Date d’intervention et solution retenue
La période optimale d’application d’un produit insecticide en végétation doit être calée sur le vol des papillons, indépendamment du stade du maïs. Les informations sur les dynamiques de vol des ravageurs sont fournies par le réseau d’observation du BSV et d’autres réseaux.
Les modèles de prévisions, basés sur les cumuls de températures, ou les suivis de chrysalidation des larves permettent d’anticiper le début de vol.
La pose de pièges (sexuels à phéromones ou lumineux) permet d’établir une courbe de vol, avec un pic, pour aider à positionner les interventions.
Vis-à-vis de la pyrale, deux techniques de lutte sont envisageables : une solution de biocontrôle, les trichogrammes, ou des insecticides de synthèse. Quelle que soit la technique utilisée, son efficacité dépendra du bon positionnement du produit :
Les trichogrammes visent les premières pontes de pyrales (la larve du parasite se développe dans l’œuf de pyrale). Ils doivent donc être positionnés en début de vol de papillons. Attention : les trichogrammes sont inefficaces sur sésamie ! Les trichogrammes sont naturellement plus sensibles aux conditions d’application. Au contact du sol, exposés à la chaleur, leur efficacité peut être fortement réduite. En cas de lâchers précoces, sur des maïs peu développés, les diffuseurs doivent être accrochés sur des tuteurs ou protégés par un étui.
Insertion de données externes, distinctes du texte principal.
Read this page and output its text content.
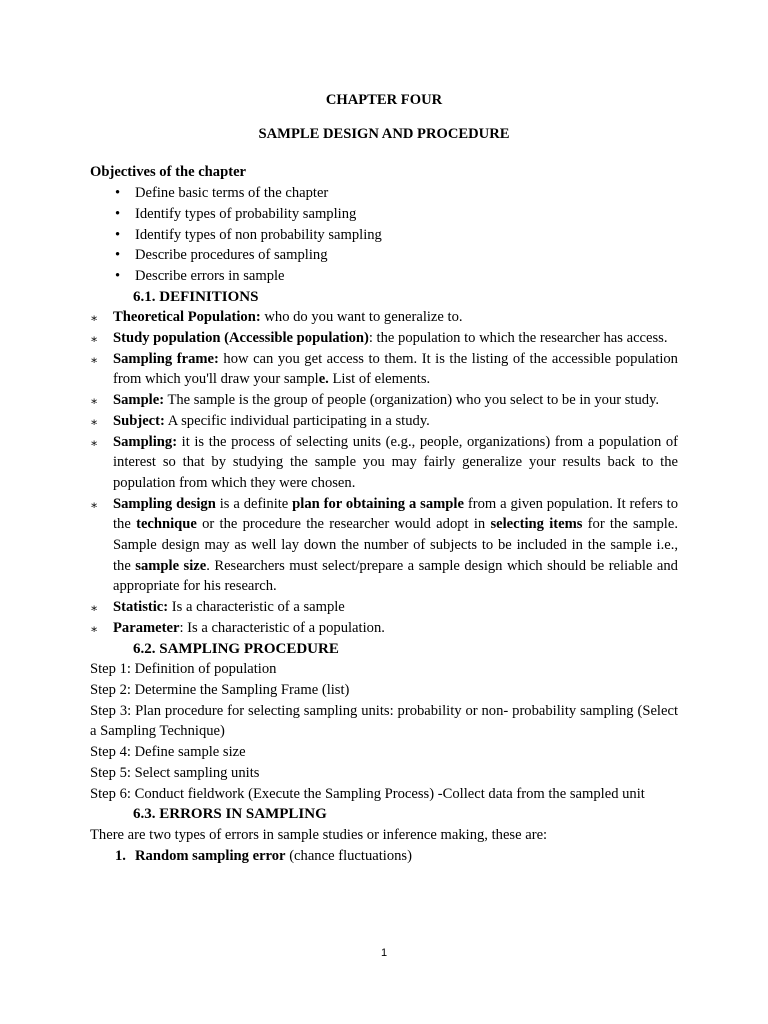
CHAPTER FOUR

SAMPLE DESIGN AND PROCEDURE

Objectives of the chapter

• Define basic terms of the chapter
• Identify types of probability sampling
• Identify types of non probability sampling
• Describe procedures of sampling
• Describe errors in sample

6.1. DEFINITIONS

∗ Theoretical Population: who do you want to generalize to.
∗ Study population (Accessible population): the population to which the researcher has access.
∗ Sampling frame: how can you get access to them. It is the listing of the accessible population from which you'll draw your sample. List of elements.
∗ Sample: The sample is the group of people (organization) who you select to be in your study.
∗ Subject: A specific individual participating in a study.
∗ Sampling: it is the process of selecting units (e.g., people, organizations) from a population of interest so that by studying the sample you may fairly generalize your results back to the population from which they were chosen.
∗ Sampling design is a definite plan for obtaining a sample from a given population. It refers to the technique or the procedure the researcher would adopt in selecting items for the sample. Sample design may as well lay down the number of subjects to be included in the sample i.e., the sample size. Researchers must select/prepare a sample design which should be reliable and appropriate for his research.
∗ Statistic: Is a characteristic of a sample
∗ Parameter: Is a characteristic of a population.

6.2. SAMPLING PROCEDURE

Step 1: Definition of population

Step 2: Determine the Sampling Frame (list)

Step 3: Plan procedure for selecting sampling units: probability or non- probability sampling (Select a Sampling Technique)

Step 4: Define sample size

Step 5: Select sampling units

Step 6: Conduct fieldwork (Execute the Sampling Process) -Collect data from the sampled unit

6.3. ERRORS IN SAMPLING

There are two types of errors in sample studies or inference making, these are:

1. Random sampling error (chance fluctuations)

1
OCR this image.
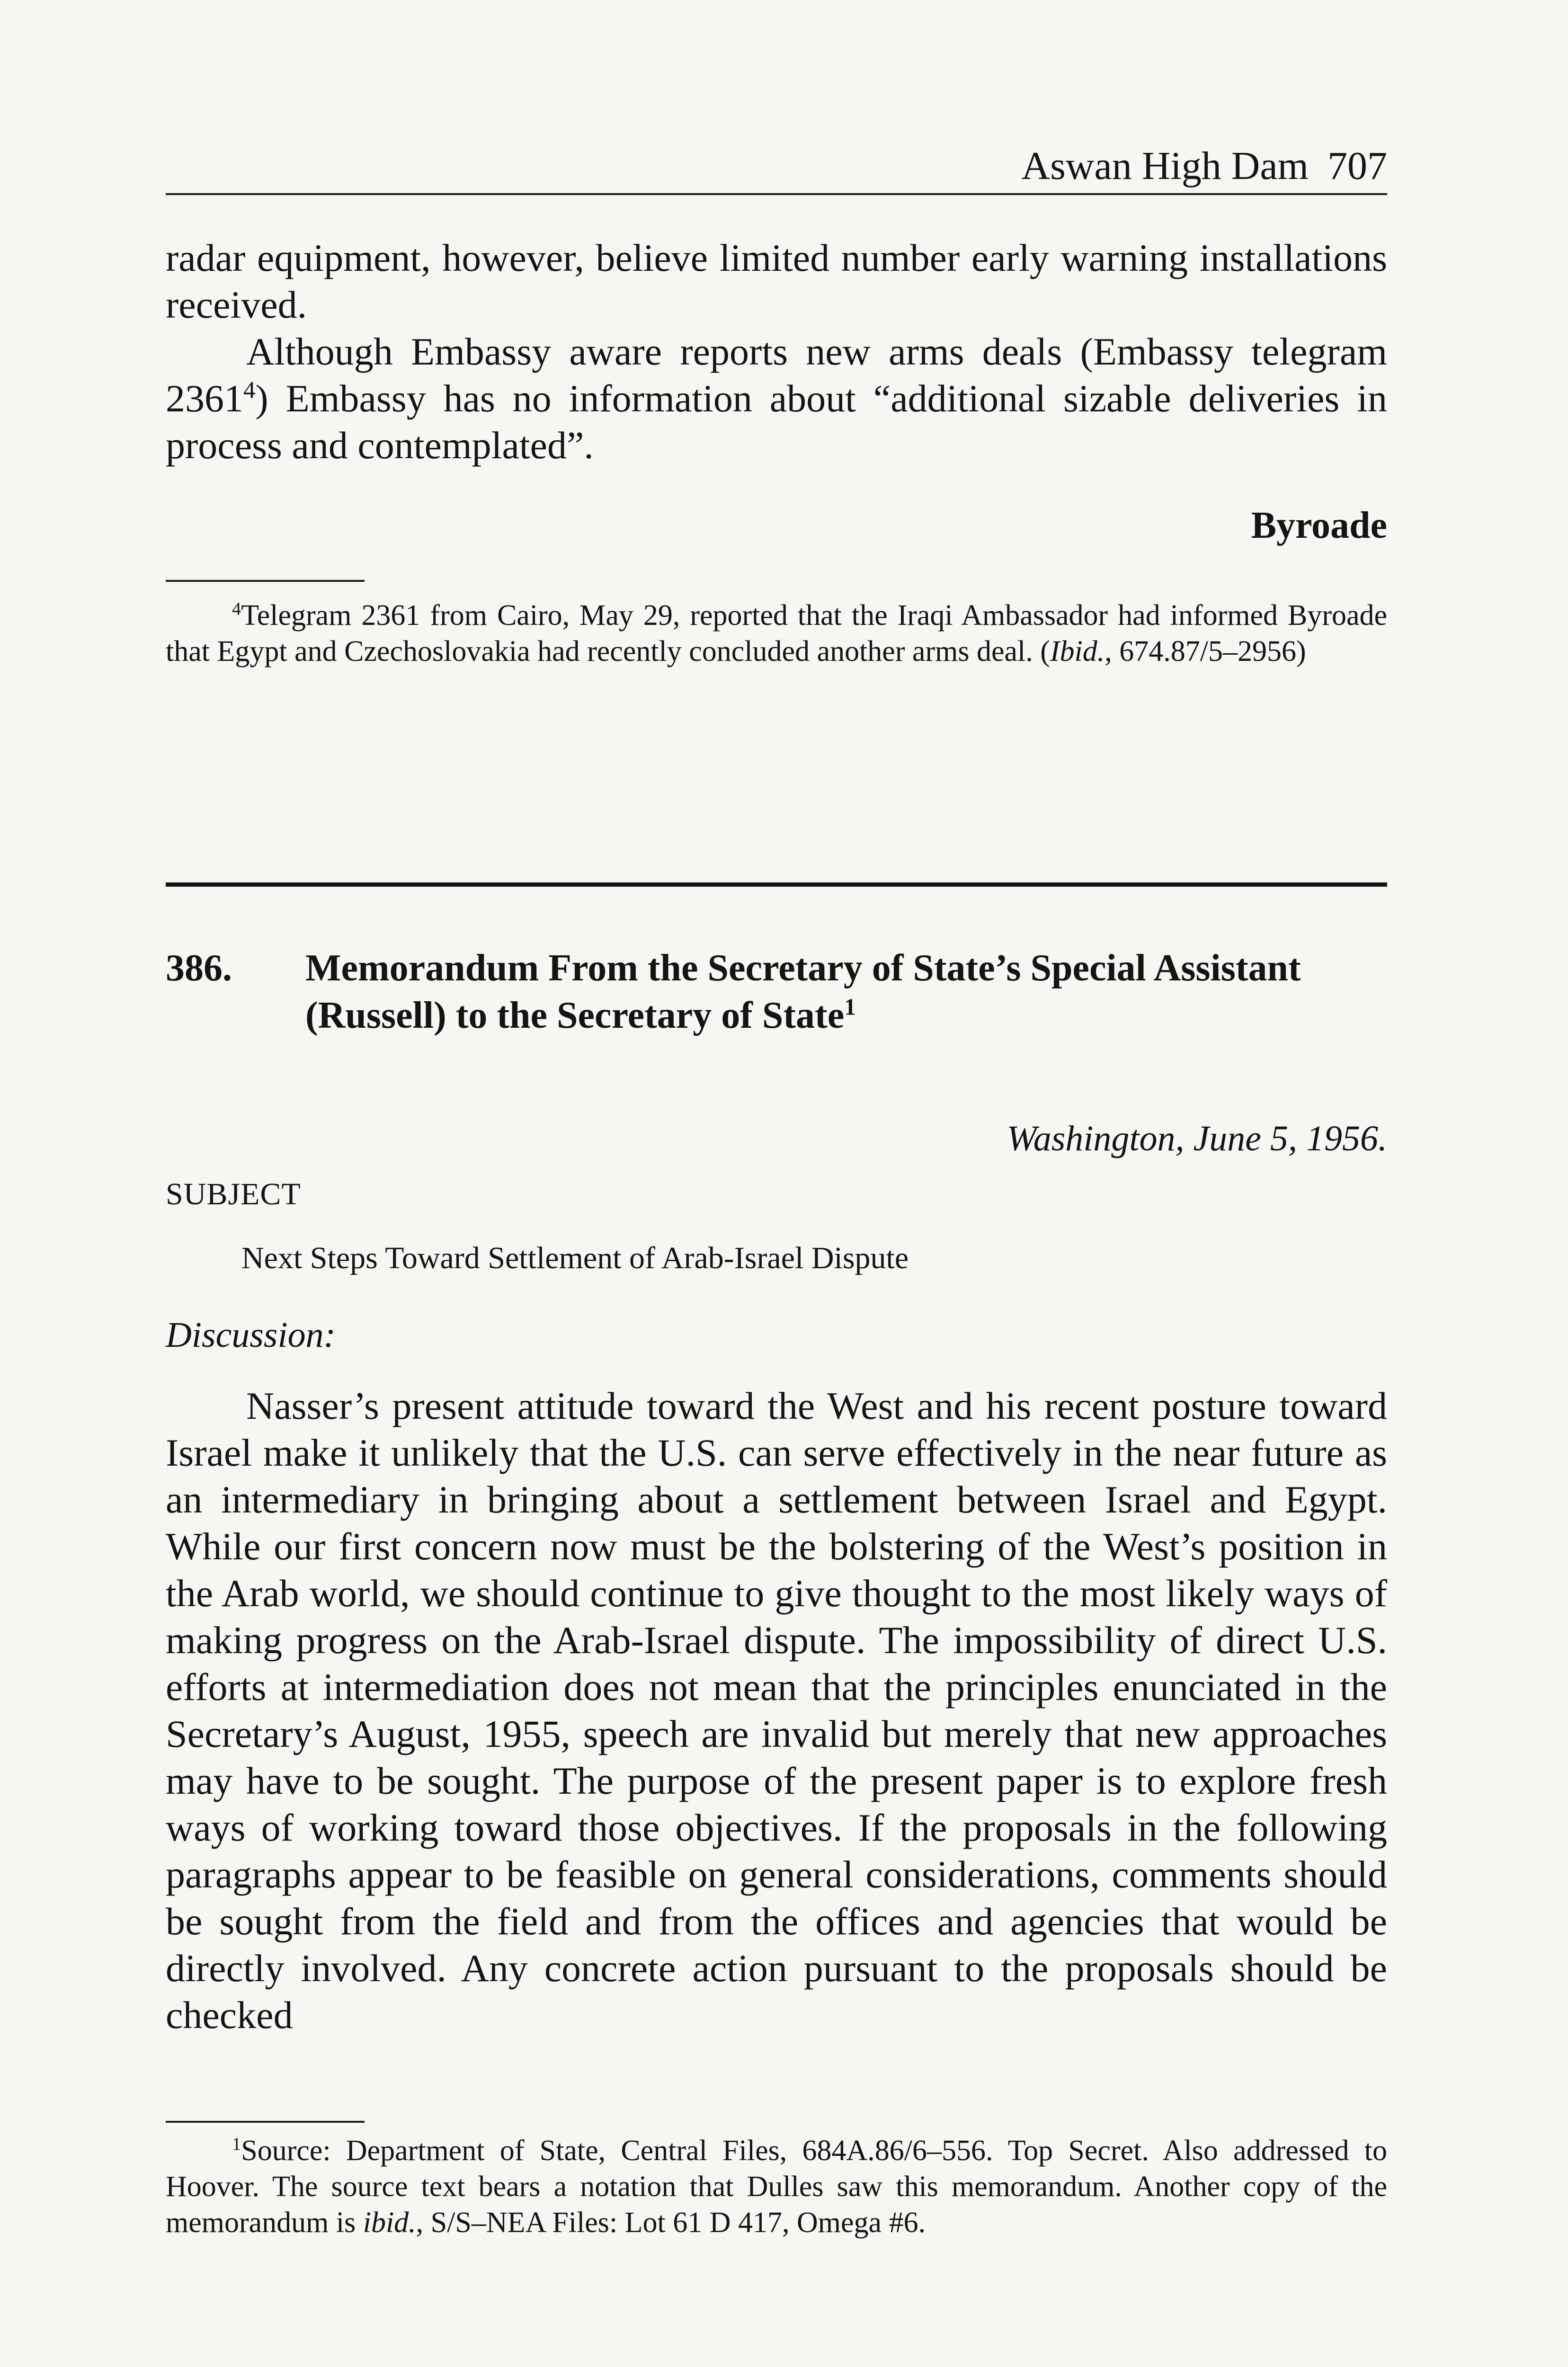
Aswan High Dam 707

radar equipment, however, believe limited number early warning installations received.

Although Embassy aware reports new arms deals (Embassy telegram 2361$^4$) Embassy has no information about “additional sizable deliveries in process and contemplated”.

Byroade

$^4$Telegram 2361 from Cairo, May 29, reported that the Iraqi Ambassador had informed Byroade that Egypt and Czechoslovakia had recently concluded another arms deal. (Ibid., 674.87/5–2956)

386. Memorandum From the Secretary of State’s Special Assistant (Russell) to the Secretary of State$^1$

Washington, June 5, 1956.
SUBJECT
Next Steps Toward Settlement of Arab-Israel Dispute
Discussion:

Nasser’s present attitude toward the West and his recent posture toward Israel make it unlikely that the U.S. can serve effectively in the near future as an intermediary in bringing about a settlement between Israel and Egypt. While our first concern now must be the bolstering of the West’s position in the Arab world, we should continue to give thought to the most likely ways of making progress on the Arab-Israel dispute. The impossibility of direct U.S. efforts at intermediation does not mean that the principles enunciated in the Secretary’s August, 1955, speech are invalid but merely that new approaches may have to be sought. The purpose of the present paper is to explore fresh ways of working toward those objectives. If the proposals in the following paragraphs appear to be feasible on general considerations, comments should be sought from the field and from the offices and agencies that would be directly involved. Any concrete action pursuant to the proposals should be checked

$^1$Source: Department of State, Central Files, 684A.86/6–556. Top Secret. Also addressed to Hoover. The source text bears a notation that Dulles saw this memorandum. Another copy of the memorandum is ibid., S/S–NEA Files: Lot 61 D 417, Omega #6.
Dans le cas de lâchers sur maïs peu couvrants, la forme capsule est déconseillée.
Les insecticides foliaires ont une action essentiellement larvicide. Ils doivent donc être positionnés au plus proche du pic de vol afin de toucher le plus grand nombre de larves possible, lors de leurs stades baladeurs. Le chlorantraniloprole (Coragen) a une action larvicide et ovicide sur pyrale, ce qui lui confère une plus grande souplesse de positionnement en comparaison aux pyrthrinoïdes.
Vis-à-vis de la sésamie, la lutte est plus délicate, car les papillons déposent leurs œufs dans les gaines de feuilles, ils ne sont donc pas ou peu accessibles à la pulvérisation foliaire. De même, lors de leurs premiers stades, les jeunes larves restent dissimulées. De plus, le piégeage difficile de ces papillons rend délicat le suivi du pic de vol. Celui-ci est en général un peu plus précoce que celui de la pyrale en 1re génération.
Souvent deux générations…
À la faveur des étés chauds que nous connaissons ces dernières années, on observe très régulièrement une 2e génération de pyrales et de sésamies du début à la mi-août, y compris au nord de la Loire. Les secteurs désormais concernés par cette 2e génération sont les départements 85, 44, 49 et le sud 72. Cette 2e génération est bien souvent plus préjudiciable avec une plus forte population de chenilles. Dans l’idéal, dans les secteurs régulièrement fortement impactés, il faudrait intervenir à nouveau sur cette population de chenilles au cours de l’été. Cela est envisageable avec des trichogrammes, mais suppose d’être équipé d’un enjambeur si le traitement est un produit foliaire.